If you're having to manually review every update before you manually update every endpoint you're wasting time. Updates are 99% of the time not a technical task. What we used to do was appoint someone in a given department to update themselves first before telling everyone else to update. That way we weren't wasting time on proxy desktop updates.
For example, we had a design department responsible for the auction catalogues. Adobe heavy. The team leader would run updates on his machine first, if there were problems, we'd be informed and we would respond. If there were no issues, he'd instruct his team to run the updates.
Periodically, we'd check in on random teams at random times to ensure updates had been run etc.
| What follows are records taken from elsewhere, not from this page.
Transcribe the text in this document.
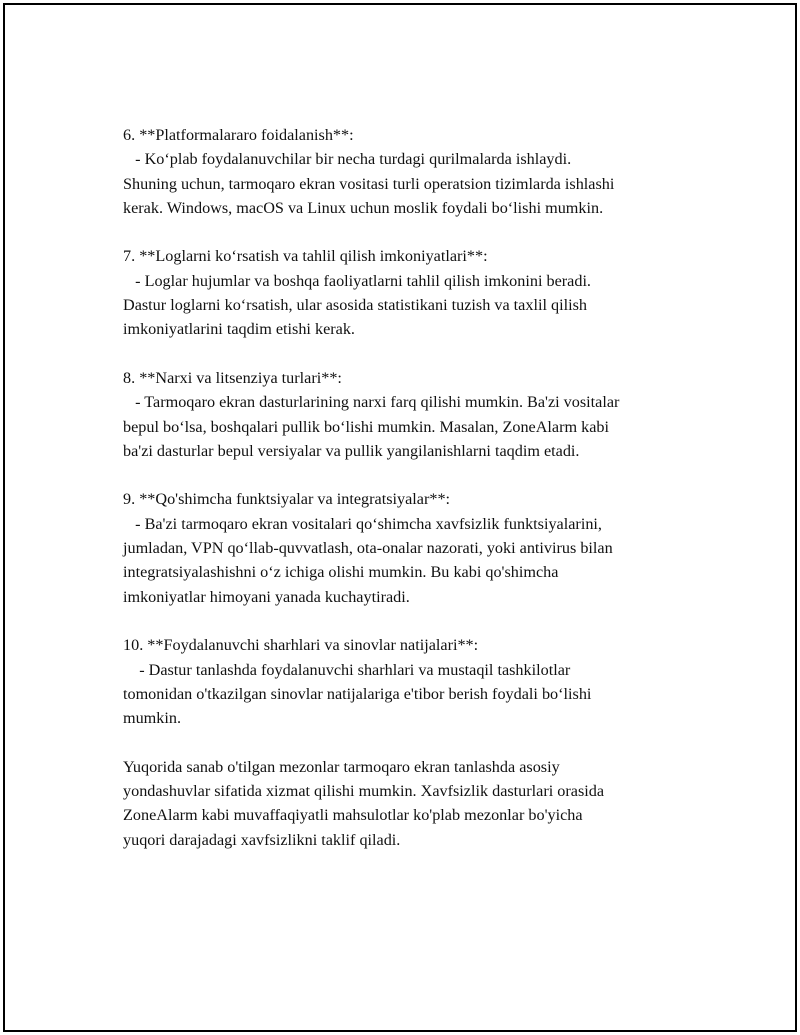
6. **Platformalararo foidalanish**:
- Ko‘plab foydalanuvchilar bir necha turdagi qurilmalarda ishlaydi.
Shuning uchun, tarmoqaro ekran vositasi turli operatsion tizimlarda ishlashi
kerak. Windows, macOS va Linux uchun moslik foydali bo‘lishi mumkin.
7. **Loglarni ko‘rsatish va tahlil qilish imkoniyatlari**:
- Loglar hujumlar va boshqa faoliyatlarni tahlil qilish imkonini beradi.
Dastur loglarni ko‘rsatish, ular asosida statistikani tuzish va taxlil qilish
imkoniyatlarini taqdim etishi kerak.
8. **Narxi va litsenziya turlari**:
- Tarmoqaro ekran dasturlarining narxi farq qilishi mumkin. Ba'zi vositalar
bepul bo‘lsa, boshqalari pullik bo‘lishi mumkin. Masalan, ZoneAlarm kabi
ba'zi dasturlar bepul versiyalar va pullik yangilanishlarni taqdim etadi.
9. **Qo'shimcha funktsiyalar va integratsiyalar**:
- Ba'zi tarmoqaro ekran vositalari qo‘shimcha xavfsizlik funktsiyalarini,
jumladan, VPN qo‘llab-quvvatlash, ota-onalar nazorati, yoki antivirus bilan
integratsiyalashishni o‘z ichiga olishi mumkin. Bu kabi qo'shimcha
imkoniyatlar himoyani yanada kuchaytiradi.
10. **Foydalanuvchi sharhlari va sinovlar natijalari**:
- Dastur tanlashda foydalanuvchi sharhlari va mustaqil tashkilotlar
tomonidan o'tkazilgan sinovlar natijalariga e'tibor berish foydali bo‘lishi
mumkin.
Yuqorida sanab o'tilgan mezonlar tarmoqaro ekran tanlashda asosiy
yondashuvlar sifatida xizmat qilishi mumkin. Xavfsizlik dasturlari orasida
ZoneAlarm kabi muvaffaqiyatli mahsulotlar ko'plab mezonlar bo'yicha
yuqori darajadagi xavfsizlikni taklif qiladi.
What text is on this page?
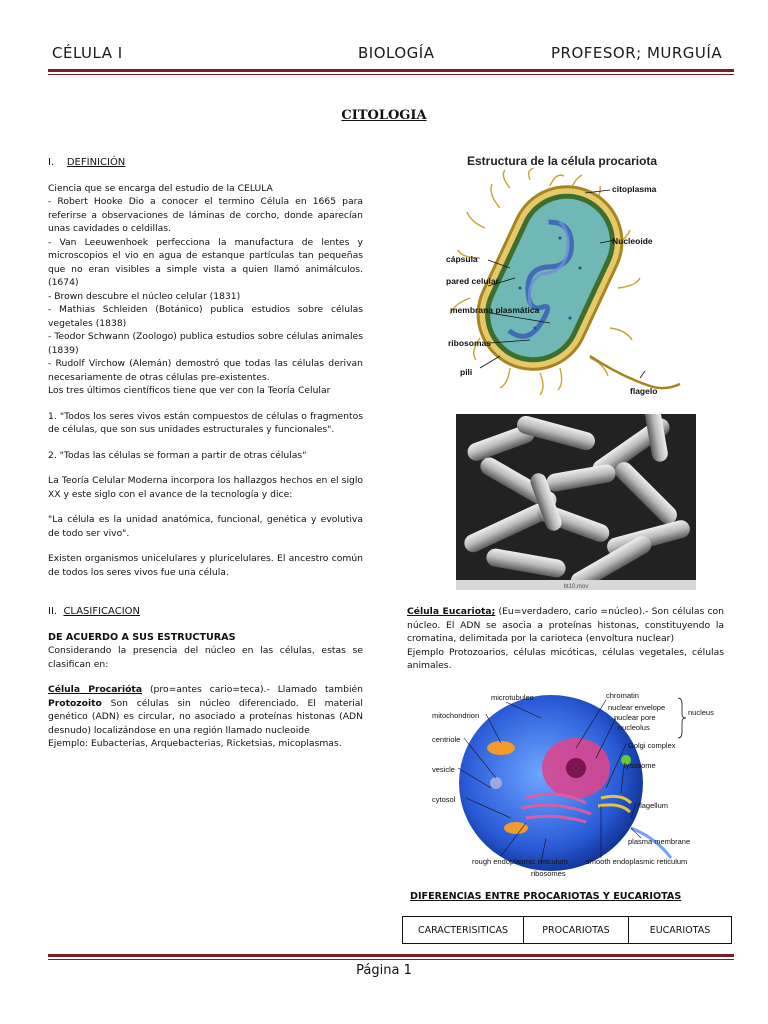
CÉLULA I	BIOLOGÍA	PROFESOR; MURGUÍA
CITOLOGIA

I. DEFINICIÓN

Ciencia que se encarga del estudio de la CELULA

- Robert Hooke Dio a conocer el termino Célula en 1665 para referirse a observaciones de láminas de corcho, donde aparecían unas cavidades o celdillas.

- Van Leeuwenhoek perfecciona la manufactura de lentes y microscopios el vio en agua de estanque partículas tan pequeñas que no eran visibles a simple vista a quien llamó animálculos.(1674)

- Brown descubre el núcleo celular (1831)

- Mathias Schleiden (Botánico) publica estudios sobre células vegetales (1838)

- Teodor Schwann (Zoologo) publica estudios sobre células animales (1839)

- Rudolf Virchow (Alemán) demostró que todas las células derivan necesariamente de otras células pre-existentes.

Los tres últimos científicos tiene que ver con la Teoría Celular

1. "Todos los seres vivos están compuestos de células o fragmentos de células, que son sus unidades estructurales y funcionales".

2. "Todas las células se forman a partir de otras células"

La Teoría Celular Moderna incorpora los hallazgos hechos en el siglo XX y este siglo con el avance de la tecnología y dice:

"La célula es la unidad anatómica, funcional, genética y evolutiva de todo ser vivo".

Existen organismos unicelulares y pluricelulares. El ancestro común de todos los seres vivos fue una célula.

II. CLASIFICACION

DE ACUERDO A SUS ESTRUCTURAS

Considerando la presencia del núcleo en las células, estas se clasifican en:

Célula Procarióta (pro=antes cario=teca).- Llamado también Protozoito Son células sin núcleo diferenciado. El material genético (ADN) es circular, no asociado a proteínas histonas (ADN desnudo) localizándose en una región llamado nucleoide

Ejemplo: Eubacterias, Arquebacterias, Ricketsias, micoplasmas.

Estructura de la célula procariota
citoplasma
Nucleoide
cápsula
pared celular
membrana plasmática
ribosomas
pili
flagelo
bt10.mov

Célula Eucariota; (Eu=verdadero, cario =núcleo).- Son células con núcleo. El ADN se asocia a proteínas histonas, constituyendo la cromatina, delimitada por la carioteca (envoltura nuclear)

Ejemplo Protozoarios, células micóticas, células vegetales, células animales.

microtubules	chromatin
nuclear envelope
nuclear pore
nucleolus
nucleus
mitochondrion
centriole
Golgi complex
vesicle	lysosome
cytosol
flagellum
plasma membrane
rough endoplasmic reticulum
ribosomes
smooth endoplasmic reticulum
DIFERENCIAS ENTRE PROCARIOTAS Y EUCARIOTAS
CARACTERISITICAS	PROCARIOTAS	EUCARIOTAS
Página 1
Security updates and critical updates were always applied automatically via our central update servers. I can't remember the platform we used, it was 12 years ago now...but it would look after Windows Updates and various other product updates.
We always kept updated and pre-built images for various departments machines to allow us to swap a disk out if there was a major issue to get them back up and running straight away without having to hang around their desks etc.
We'd take the disk with the broken install away and re-image it, check the SMART status and add it back to the pool...in some instances we'd replace the entire device if we could.
As for switches, routers etc...as mentioned earlier, down out of hours by someone in a different timezone. For the configs we had crib sheets that you could tweak in excel that would spit out the configs should something go wrong. In the rare event that something went horrendously wrong or the remote person got locked out etc we'd just nip into the office. No big deal if you're not overworked....then just get into work the next day an hour or two late if it was a late night or early morning call out after dropping the third guy a note to let him know that calls might be diverted to him for an hour.
It's probably worth noting that we didn't have a manager or team leader etc etc all three of us reported directly to the CEO or COO. There was no CTO, CISO etc etc. it just wasn't necessary.
We also did away with the ticketing system as we worked out that benefits of the time saving outweighed the benefits of a historical log of issues...instead we kept a wiki that we'd add any processes to that we felt were worth knowing about for future issues. We also built a custom platform to allow us to keep tabs on each others whereabouts...basically, we could check the system to see which building we were in and with which member of staff etc and how long we were there for and whether we were remote or off work etc.
To reduce the desktop support burden we'd do user training on a semi-regular basis (twice a month roughly) which we would also use to gather feedback on matters relating to desktop requirements, what's working, what isn't etc. The staff actually liked this and would usually take advantage of the hour or so alloted to discuss any major issues which would then become a focus if necessary.
Basically, as a team our primary focus was the infrastructure and keeping that going (stability, security and so on), secondary was ensuring that we constantly reviewed our processes to keep them as streamlined as possible, tertiary was desktop support. We found that if we kept the users up to date with training, we'd reduce the desktop support burden significantly.
There's an enormous amount can be done to streamline tech work, but a lot of tech departments are too rigid or set in their ways to change, you can usually pin point one or two team members that work hard to keep the status quo. Usually they are senior.